<h1>Importing functions</h1>

In [1]:
import numpy as np
from scipy.sparse import lil_matrix
import os
import pickle
import csv
import pandas as pd
from sklearn.decomposition import LatentDirichletAllocation as LDA
from scipy.spatial import distance

<h1> DATA </h1>

The data is composed of a list of books and a list of users rating the books

In [2]:
books_file = 'books.csv'
users_ratings = 'books_ratings.csv'

<h1>Functions</h1>

<h2>Book Functions</h2>

<h3>Search for books</h3>

In [3]:
def search_by_author(text_to_search):
    temp_df = books_df.loc[:,'authors'].dropna().apply(lambda x:x.lower())
    return books_df.loc[temp_df.str.contains(text_to_search.lower())]

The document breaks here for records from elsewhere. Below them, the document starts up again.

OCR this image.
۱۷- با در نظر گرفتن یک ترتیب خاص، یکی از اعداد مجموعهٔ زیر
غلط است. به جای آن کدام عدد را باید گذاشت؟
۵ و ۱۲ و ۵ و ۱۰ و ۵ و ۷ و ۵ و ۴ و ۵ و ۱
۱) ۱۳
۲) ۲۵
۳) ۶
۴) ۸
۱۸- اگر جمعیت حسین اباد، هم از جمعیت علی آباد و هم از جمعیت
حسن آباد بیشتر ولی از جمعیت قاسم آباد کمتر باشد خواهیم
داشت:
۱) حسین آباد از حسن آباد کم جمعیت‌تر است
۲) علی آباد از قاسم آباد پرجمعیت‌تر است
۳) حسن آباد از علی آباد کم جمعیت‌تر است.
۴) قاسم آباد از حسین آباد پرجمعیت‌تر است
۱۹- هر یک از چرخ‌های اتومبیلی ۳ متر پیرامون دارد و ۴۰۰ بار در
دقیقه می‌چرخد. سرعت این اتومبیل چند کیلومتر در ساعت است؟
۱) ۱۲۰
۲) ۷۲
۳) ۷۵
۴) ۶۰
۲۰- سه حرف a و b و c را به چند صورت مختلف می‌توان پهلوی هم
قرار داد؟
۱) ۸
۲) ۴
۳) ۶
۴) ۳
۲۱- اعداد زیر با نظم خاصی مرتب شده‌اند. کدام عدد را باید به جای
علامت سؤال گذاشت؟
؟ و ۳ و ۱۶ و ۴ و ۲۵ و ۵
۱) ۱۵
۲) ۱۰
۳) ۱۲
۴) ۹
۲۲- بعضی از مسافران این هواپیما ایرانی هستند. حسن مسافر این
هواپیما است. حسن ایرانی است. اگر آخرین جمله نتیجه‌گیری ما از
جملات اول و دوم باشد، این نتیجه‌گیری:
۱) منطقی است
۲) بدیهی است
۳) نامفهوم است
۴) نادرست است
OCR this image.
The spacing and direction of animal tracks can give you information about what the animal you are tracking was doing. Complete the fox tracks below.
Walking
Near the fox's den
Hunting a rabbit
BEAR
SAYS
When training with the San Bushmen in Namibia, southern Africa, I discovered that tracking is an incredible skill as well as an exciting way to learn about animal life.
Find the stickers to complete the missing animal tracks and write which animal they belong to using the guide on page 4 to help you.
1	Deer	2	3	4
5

def search_by_title(text_to_search):
    temp_df = books_df.loc[:,'original_title'].dropna().apply(lambda x: x.lower())
    return books_df.loc[temp_df.loc[temp_df.str.contains(text_to_search.lower())].index]

<h3>Finds the most similar book or books</h3>


In [4]:
def find_most_similar(vector,matrix):
    return np.argsort(distance.cdist([vector],matrix,metric='cosine'))[::-1]

def find_similar_books(books_vector,books_list,list_length):
    for row in books_list:
        book=books_vector[row,:]
        similarity_list=find_most_similar(book,books_vector)[0]
        print(books_df.iloc[row]["original_title"])
        print(get_book_name(similarity_list,list_length))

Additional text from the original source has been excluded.